Exports remain a critical pillar of Japan's economic stability, contributing significantly to the economy's 0.5% sequential growth in the first quarter, equating to an annualized rate of 1.8%. Yet, this powerful growth trajectory may face headwinds, according to Norihiro Yamaguchi, lead Japan economist at Oxford Economics. Yamaguchi predicts a gradual moderation in gains, acknowledging that while robust tech-related demand from the AI boom will provide near-term support, broader sluggish global growth could constrain demand for non-AI capital goods.
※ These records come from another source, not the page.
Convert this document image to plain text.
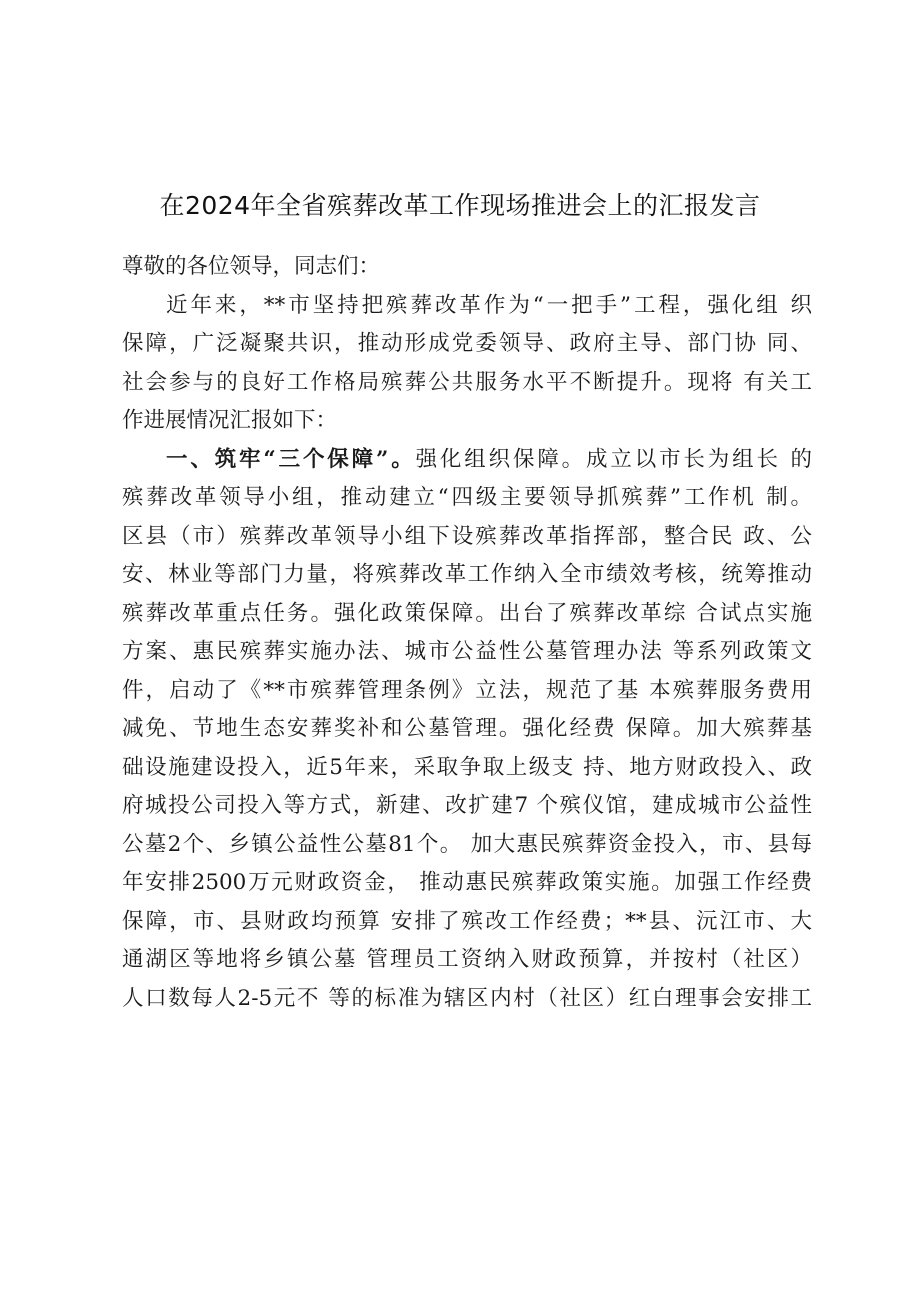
在2024年全省殡葬改革工作现场推进会上的汇报发言
尊敬的各位领导，同志们：
近年来，**市坚持把殡葬改革作为“一把手”工程，强化组 织
保障，广泛凝聚共识，推动形成党委领导、政府主导、部门协 同、
社会参与的良好工作格局殡葬公共服务水平不断提升。现将 有关工
作进展情况汇报如下：
一、筑牢“三个保障”。强化组织保障。成立以市长为组长 的
殡葬改革领导小组，推动建立“四级主要领导抓殡葬”工作机 制。
区县（市）殡葬改革领导小组下设殡葬改革指挥部，整合民 政、公
安、林业等部门力量，将殡葬改革工作纳入全市绩效考核，统筹推动
殡葬改革重点任务。强化政策保障。出台了殡葬改革综 合试点实施
方案、惠民殡葬实施办法、城市公益性公墓管理办法 等系列政策文
件，启动了《**市殡葬管理条例》立法，规范了基 本殡葬服务费用
减免、节地生态安葬奖补和公墓管理。强化经费 保障。加大殡葬基
础设施建设投入，近5年来，采取争取上级支 持、地方财政投入、政
府城投公司投入等方式，新建、改扩建7 个殡仪馆，建成城市公益性
公墓2个、乡镇公益性公墓81个。 加大惠民殡葬资金投入，市、县每
年安排2500万元财政资金， 推动惠民殡葬政策实施。加强工作经费
保障，市、县财政均预算 安排了殡改工作经费；**县、沅江市、大
通湖区等地将乡镇公墓 管理员工资纳入财政预算，并按村（社区）
人口数每人2-5元不 等的标准为辖区内村（社区）红白理事会安排工
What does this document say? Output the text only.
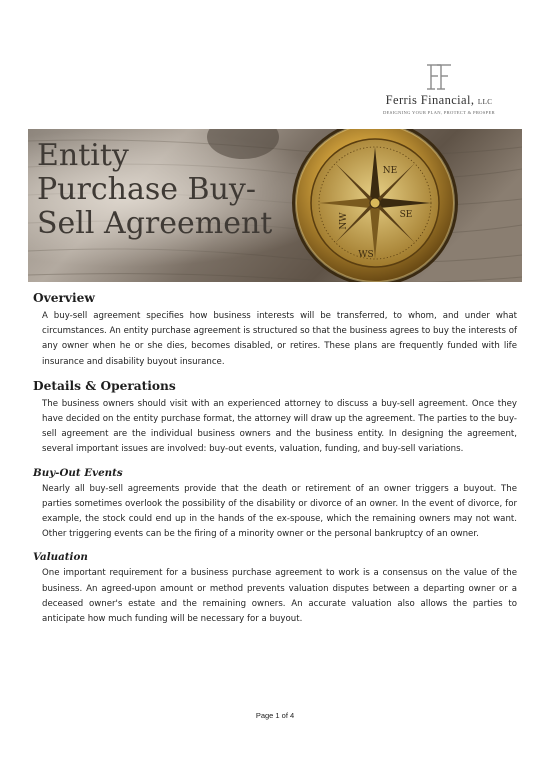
Ferris Financial, LLC
DESIGNING YOUR PLAN, PROTECT & PROSPER
NE
SE
NW
WS
Entity Purchase Buy-Sell Agreement
Overview

A buy-sell agreement specifies how business interests will be transferred, to whom, and under what circumstances. An entity purchase agreement is structured so that the business agrees to buy the interests of any owner when he or she dies, becomes disabled, or retires. These plans are frequently funded with life insurance and disability buyout insurance.

Details & Operations

The business owners should visit with an experienced attorney to discuss a buy-sell agreement. Once they have decided on the entity purchase format, the attorney will draw up the agreement. The parties to the buy-sell agreement are the individual business owners and the business entity. In designing the agreement, several important issues are involved: buy-out events, valuation, funding, and buy-sell variations.

Buy-Out Events

Nearly all buy-sell agreements provide that the death or retirement of an owner triggers a buyout. The parties sometimes overlook the possibility of the disability or divorce of an owner. In the event of divorce, for example, the stock could end up in the hands of the ex-spouse, which the remaining owners may not want. Other triggering events can be the firing of a minority owner or the personal bankruptcy of an owner.

Valuation

One important requirement for a business purchase agreement to work is a consensus on the value of the business. An agreed-upon amount or method prevents valuation disputes between a departing owner or a deceased owner's estate and the remaining owners. An accurate valuation also allows the parties to anticipate how much funding will be necessary for a buyout.

Page 1 of 4
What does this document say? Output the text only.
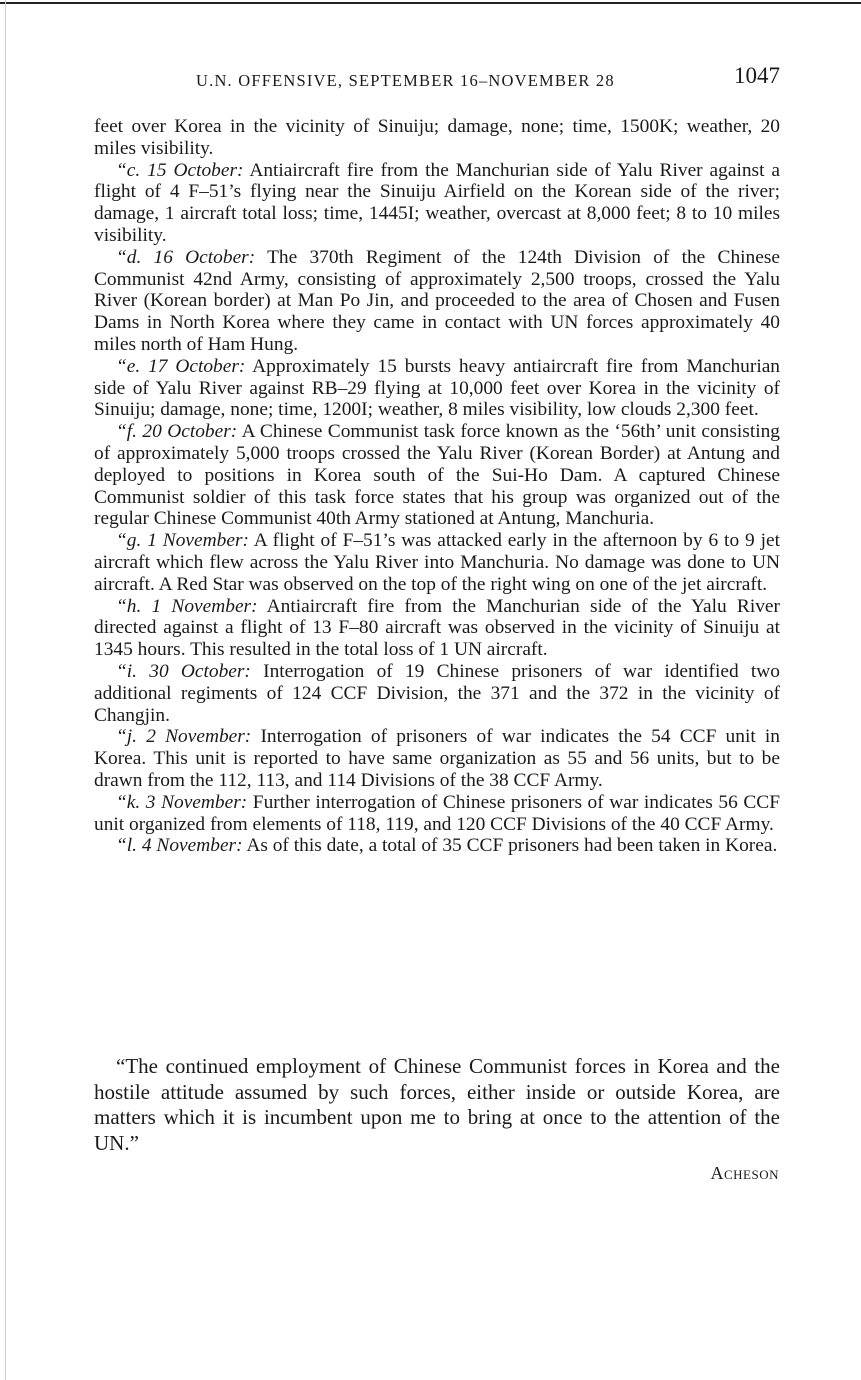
U.N. OFFENSIVE, SEPTEMBER 16–NOVEMBER 28	1047

feet over Korea in the vicinity of Sinuiju; damage, none; time, 1500K; weather, 20 miles visibility.

“c. 15 October: Antiaircraft fire from the Manchurian side of Yalu River against a flight of 4 F–51’s flying near the Sinuiju Airfield on the Korean side of the river; damage, 1 aircraft total loss; time, 1445I; weather, overcast at 8,000 feet; 8 to 10 miles visibility.

“d. 16 October: The 370th Regiment of the 124th Division of the Chinese Communist 42nd Army, consisting of approximately 2,500 troops, crossed the Yalu River (Korean border) at Man Po Jin, and proceeded to the area of Chosen and Fusen Dams in North Korea where they came in contact with UN forces approximately 40 miles north of Ham Hung.

“e. 17 October: Approximately 15 bursts heavy antiaircraft fire from Manchurian side of Yalu River against RB–29 flying at 10,000 feet over Korea in the vicinity of Sinuiju; damage, none; time, 1200I; weather, 8 miles visibility, low clouds 2,300 feet.

“f. 20 October: A Chinese Communist task force known as the ‘56th’ unit consisting of approximately 5,000 troops crossed the Yalu River (Korean Border) at Antung and deployed to positions in Korea south of the Sui-Ho Dam. A captured Chinese Communist soldier of this task force states that his group was organized out of the regular Chinese Communist 40th Army stationed at Antung, Manchuria.

“g. 1 November: A flight of F–51’s was attacked early in the afternoon by 6 to 9 jet aircraft which flew across the Yalu River into Manchuria. No damage was done to UN aircraft. A Red Star was observed on the top of the right wing on one of the jet aircraft.

“h. 1 November: Antiaircraft fire from the Manchurian side of the Yalu River directed against a flight of 13 F–80 aircraft was observed in the vicinity of Sinuiju at 1345 hours. This resulted in the total loss of 1 UN aircraft.

“i. 30 October: Interrogation of 19 Chinese prisoners of war identified two additional regiments of 124 CCF Division, the 371 and the 372 in the vicinity of Changjin.

“j. 2 November: Interrogation of prisoners of war indicates the 54 CCF unit in Korea. This unit is reported to have same organization as 55 and 56 units, but to be drawn from the 112, 113, and 114 Divisions of the 38 CCF Army.

“k. 3 November: Further interrogation of Chinese prisoners of war indicates 56 CCF unit organized from elements of 118, 119, and 120 CCF Divisions of the 40 CCF Army.

“l. 4 November: As of this date, a total of 35 CCF prisoners had been taken in Korea.

“The continued employment of Chinese Communist forces in Korea and the hostile attitude assumed by such forces, either inside or outside Korea, are matters which it is incumbent upon me to bring at once to the attention of the UN.”

Acheson
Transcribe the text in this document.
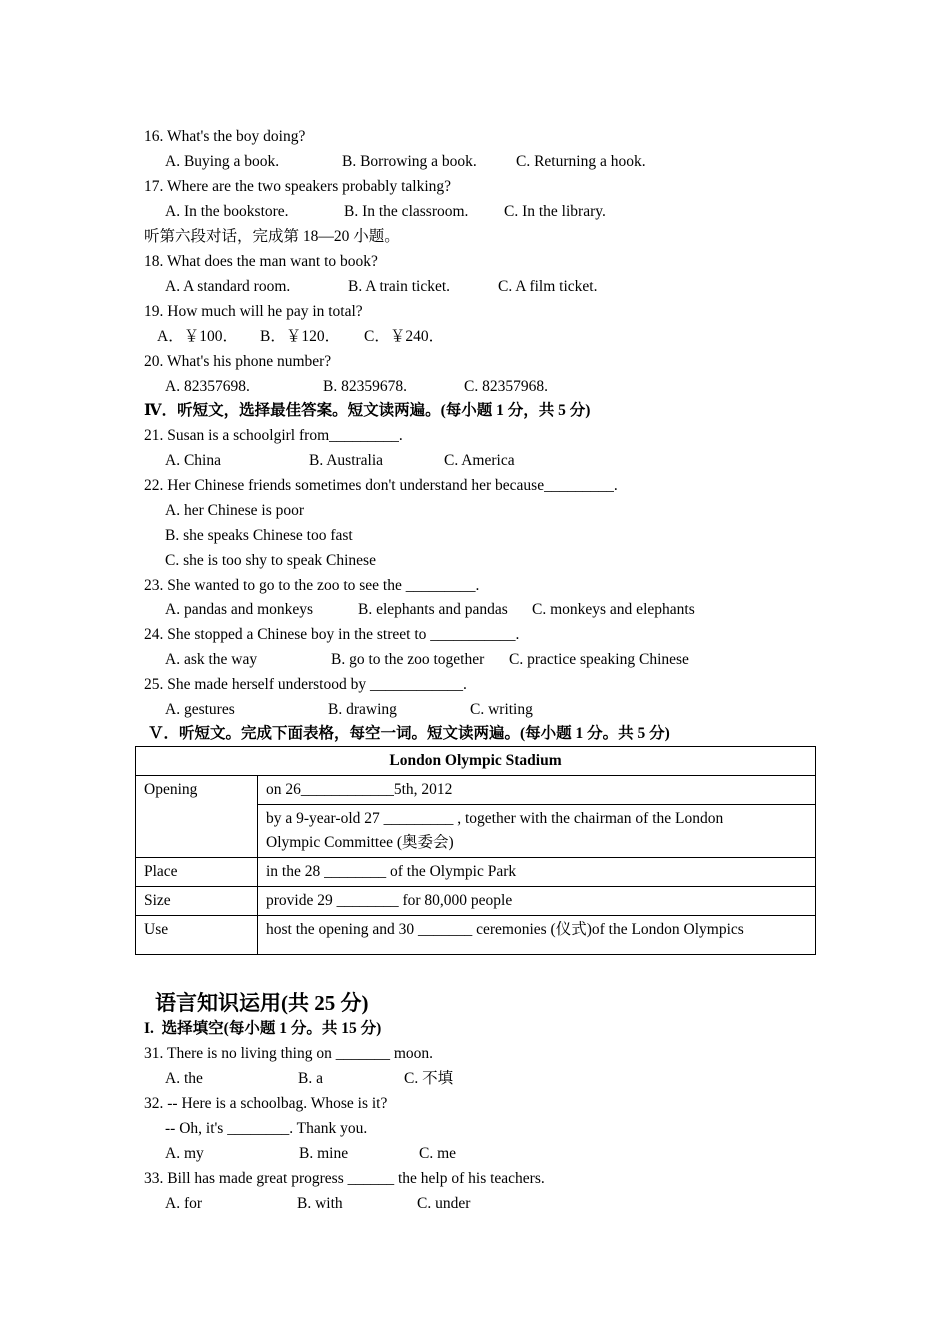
16. What's the boy doing?
A. Buying a book.	B. Borrowing a book.	C. Returning a hook.
17. Where are the two speakers probably talking?
A. In the bookstore.	B. In the classroom. C. In the library.
听第六段对话，完成第 18—20 小题。
18. What does the man want to book?
A. A standard room.	B. A train ticket.	C. A film ticket.
19. How much will he pay in total?
A．￥100． B．￥120． C．￥240．
20. What's his phone number?
A. 82357698.	B. 82359678.	C. 82357968.
Ⅳ．听短文，选择最佳答案。短文读两遍。(每小题 1 分，共 5 分)
21. Susan is a schoolgirl from_________.
A. China	B. Australia	C. America
22. Her Chinese friends sometimes don't understand her because_________.
A. her Chinese is poor
B. she speaks Chinese too fast
C. she is too shy to speak Chinese
23. She wanted to go to the zoo to see the _________.
A. pandas and monkeys	B. elephants and pandas C. monkeys and elephants
24. She stopped a Chinese boy in the street to ___________.
A. ask the way	B. go to the zoo together C. practice speaking Chinese
25. She made herself understood by ____________.
A. gestures	B. drawing	C. writing
Ｖ．听短文。完成下面表格，每空一词。短文读两遍。(每小题 1 分。共 5 分)
London Olympic Stadium	
Opening	on 26____________5th, 2012

	by a 9-year-old 27 _________ , together with the chairman of the London
Olympic Committee (奥委会)

Place	in the 28 ________ of the Olympic Park
Size	provide 29 ________ for 80,000 people
Use	host the opening and 30 _______ ceremonies (仪式)of the London Olympics
语言知识运用(共 25 分)
I.  选择填空(每小题 1 分。共 15 分)
31. There is no living thing on _______ moon.
A. the	B. a	C. 不填
32. -- Here is a schoolbag. Whose is it?
-- Oh, it's ________. Thank you.
A. my	B. mine	C. me
33. Bill has made great progress ______ the help of his teachers.
A. for	B. with	C. under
On the import front, Japan recorded a 12.5% year-on-year increase in May, marking its highest growth since January 2025, although it narrowly missed Reuters' poll estimates of 12.8%. Petroleum imports, however, were notably affected by the Middle East conflict, declining 28.5% year-on-year.
These economic figures emerge shortly after the Bank of Japan's recent decision to raise its policy rate by 25 basis points to a 30-year high of 1%. This move addresses persistent rising inflation and the continued weakness of the yen. While a weaker yen typically bolsters exports, it simultaneously fuels domestic concerns by driving up the cost of imported goods and eroding purchasing power for consumers.
Following the data release, Japan's benchmark Nikkei 225 index dipped 0.5%, while the yen traded relatively flat against the U.S. dollar at 160.4. Further positive sentiment was reflected in the Reuters Tankan survey, a key indicator of business confidence, which saw the index for large Japanese manufacturers climb to +13 in June—its highest in three months—up from +8 in May. The non-manufacturing index also rose to +32, with positive figures indicating more optimists than pessimists in the business community.